Come, let us go take a bottle, we must not part so; pr'ythee let's
go and be drunk by God."
This is some of our new florid language, and the graces and
delicacies of style, which if it were put into Latin, I would fain
know which is the principal verb.
But for a little further remembrance of this impertinence, go among
the gamesters, and there nothing is more frequent than, "God damn
the dice," or "God damn the bowls."
Among the sportsmen it is, "God damn the hounds," when they are at a
fault; or, "God damn the horse," if he baulks a leap. They call men
"sons of -," and "dogs," and innumerable instances may be given of
the like gallantry of language, grown now so much a custom.
It is true, custom is allowed to be our best authority for words,
and it is fit it should be so; but reason must be the judge of sense
in language, and custom can never prevail over it. Words, indeed,
like ceremonies in religion, may be submitted to the magistrate; but
sense, like the essentials, is positive, unalterable, and cannot be
submitted to any jurisdiction; it is a law to itself; it is ever the
same; even an Act of Parliament cannot alter it.

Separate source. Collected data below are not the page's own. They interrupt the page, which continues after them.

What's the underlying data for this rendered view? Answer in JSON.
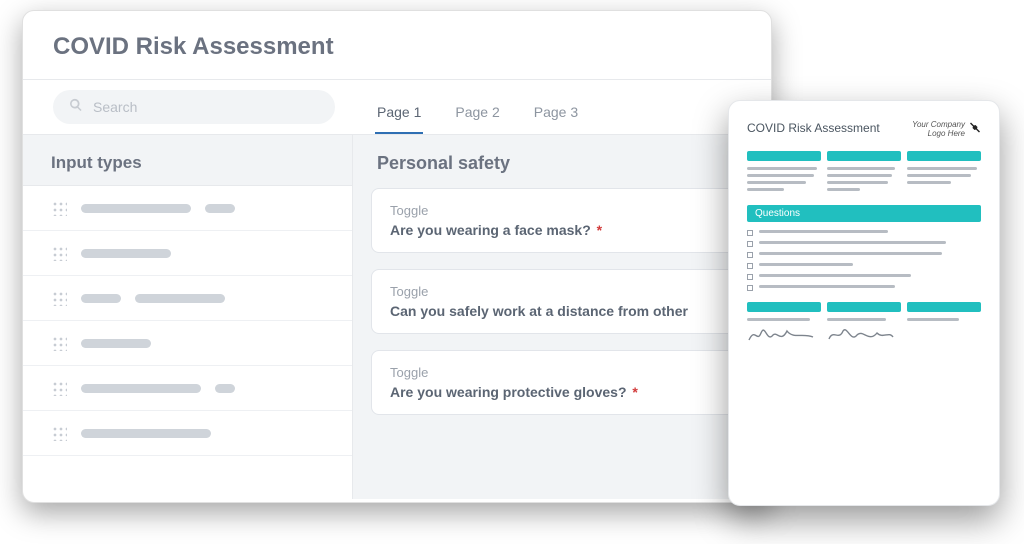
{
  "builder": {
    "title": "COVID Risk Assessment",
    "search_placeholder": "Search",
    "tabs": [
      {
        "label": "Page 1"
      },
      {
        "label": "Page 2"
      },
      {
        "label": "Page 3"
      }
    ],
    "sidebar_heading": "Input types",
    "section_heading": "Personal safety",
    "cards": [
      {
        "type": "Toggle",
        "question": "Are you wearing a face mask?",
        "required": true
      },
      {
        "type": "Toggle",
        "question": "Can you safely work at a distance from other",
        "required": false
      },
      {
        "type": "Toggle",
        "question": "Are you wearing protective gloves?",
        "required": true
      }
    ]
  },
  "preview": {
    "title": "COVID Risk Assessment",
    "logo_line1": "Your Company",
    "logo_line2": "Logo Here",
    "questions_label": "Questions"
  }
}
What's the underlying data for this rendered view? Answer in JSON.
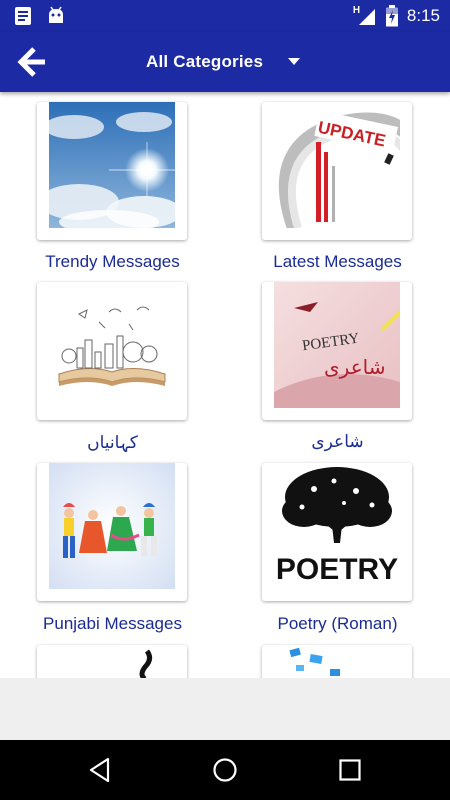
{
  "status_bar": {
    "time": "8:15",
    "network_label": "H"
  },
  "app_bar": {
    "title": "All Categories"
  },
  "categories": [
    {
      "label": "Trendy Messages"
    },
    {
      "label": "Latest Messages"
    },
    {
      "label": "کہانیاں"
    },
    {
      "label": "شاعری"
    },
    {
      "label": "Punjabi Messages"
    },
    {
      "label": "Poetry (Roman)"
    }
  ],
  "thumbs": {
    "update": "UPDATE",
    "poetry": "POETRY",
    "shairi": "شاعری",
    "poetry_big": "POETRY"
  },
  "colors": {
    "primary": "#1c2aa3",
    "label": "#1a2b93",
    "nav": "#000000"
  }
}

Words, and even usages in style, may be altered by custom, and
proprieties in speech differ according to the several dialects of
the country, and according to the different manner in which several
languages do severally express themselves.
But there is a direct signification of words, or a cadence in
expression, which we call speaking sense; this, like truth, is
sullen and the same, ever was and will be so, in what manner, and in
what language soever it is expressed. Words without it are only
noise, which any brute can make as well as we, and birds much
better; for words without sense make but dull music. Thus a man may
speak in words, but perfectly unintelligible as to meaning; he may
talk a great deal, but say nothing. But it is the proper position
of words, adapted to their significations, which makes them
intelligible, and conveys the meaning of the speaker to the
understanding of the hearer; the contrary to which we call nonsense;
and there is a superfluous crowding in of insignificant words, more
than are needful to express the thing intended, and this is
impertinence; and that again, carried to an extreme, is ridiculous.

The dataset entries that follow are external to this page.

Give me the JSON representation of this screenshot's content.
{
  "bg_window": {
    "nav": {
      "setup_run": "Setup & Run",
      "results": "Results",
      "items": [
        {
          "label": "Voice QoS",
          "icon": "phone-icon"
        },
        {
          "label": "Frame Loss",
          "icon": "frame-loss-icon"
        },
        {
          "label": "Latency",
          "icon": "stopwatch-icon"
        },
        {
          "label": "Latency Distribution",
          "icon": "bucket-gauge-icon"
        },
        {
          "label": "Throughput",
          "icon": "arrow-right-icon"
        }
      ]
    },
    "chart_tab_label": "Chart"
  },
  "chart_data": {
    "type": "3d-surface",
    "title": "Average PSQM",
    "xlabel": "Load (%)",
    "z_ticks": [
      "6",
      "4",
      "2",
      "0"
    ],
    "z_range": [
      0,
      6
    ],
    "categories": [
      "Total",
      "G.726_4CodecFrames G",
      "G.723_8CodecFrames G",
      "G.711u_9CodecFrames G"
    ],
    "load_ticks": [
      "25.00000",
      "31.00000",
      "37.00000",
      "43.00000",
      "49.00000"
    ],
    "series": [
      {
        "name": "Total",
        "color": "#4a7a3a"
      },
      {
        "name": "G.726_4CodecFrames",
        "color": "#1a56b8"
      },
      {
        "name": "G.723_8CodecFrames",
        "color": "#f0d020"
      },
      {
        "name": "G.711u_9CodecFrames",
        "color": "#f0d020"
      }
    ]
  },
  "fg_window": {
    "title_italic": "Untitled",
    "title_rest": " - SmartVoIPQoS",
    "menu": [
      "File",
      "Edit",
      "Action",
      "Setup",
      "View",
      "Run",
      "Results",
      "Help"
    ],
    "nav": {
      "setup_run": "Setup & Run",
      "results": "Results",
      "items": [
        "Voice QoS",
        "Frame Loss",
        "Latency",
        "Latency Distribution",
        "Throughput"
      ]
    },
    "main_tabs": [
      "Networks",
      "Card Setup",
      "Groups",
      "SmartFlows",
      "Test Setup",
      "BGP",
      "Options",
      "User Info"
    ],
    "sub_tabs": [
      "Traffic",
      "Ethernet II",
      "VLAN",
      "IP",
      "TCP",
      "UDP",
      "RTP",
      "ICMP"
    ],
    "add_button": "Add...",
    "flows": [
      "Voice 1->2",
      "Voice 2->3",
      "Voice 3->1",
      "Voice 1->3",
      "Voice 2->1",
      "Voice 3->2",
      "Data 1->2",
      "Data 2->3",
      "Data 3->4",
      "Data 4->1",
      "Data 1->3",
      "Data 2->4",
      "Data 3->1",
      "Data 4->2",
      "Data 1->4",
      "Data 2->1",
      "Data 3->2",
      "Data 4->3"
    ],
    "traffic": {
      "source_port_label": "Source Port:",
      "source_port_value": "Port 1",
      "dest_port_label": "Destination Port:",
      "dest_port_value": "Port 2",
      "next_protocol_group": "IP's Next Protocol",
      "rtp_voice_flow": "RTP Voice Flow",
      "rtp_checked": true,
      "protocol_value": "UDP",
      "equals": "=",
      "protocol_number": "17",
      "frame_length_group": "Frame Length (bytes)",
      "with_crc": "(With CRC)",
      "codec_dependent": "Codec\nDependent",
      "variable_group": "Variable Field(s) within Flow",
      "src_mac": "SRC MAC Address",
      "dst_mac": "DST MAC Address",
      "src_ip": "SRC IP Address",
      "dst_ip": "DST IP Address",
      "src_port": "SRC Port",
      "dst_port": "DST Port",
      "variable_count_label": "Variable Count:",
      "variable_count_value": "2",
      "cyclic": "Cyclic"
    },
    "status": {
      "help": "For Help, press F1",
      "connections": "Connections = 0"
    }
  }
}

Thus when our discourse is interlined with needless oaths, curses,
and long parentheses of imprecations, and with some of very indirect
signification, they become very impertinent; and these being run to
the extravagant degree instanced in before, become perfectly
ridiculous and nonsense, and without forming it into an argument, it
appears to be nonsense by the contradictoriness; and it appears
impertinent by the insignificancy of the expression.
After all, how little it becomes a gentleman to debauch his mouth
with foul language, I refer to themselves in a few particulars.
This vicious custom has prevailed upon good manners too far; but yet
there are some degrees to which it has not yet arrived.
As, first, the worst slaves to this folly will neither teach it to
nor approve of it in their children. Some of the most careless will
indeed negatively teach it by not reproving them for it; but sure no
man ever ordered his children to be taught to curse or swear.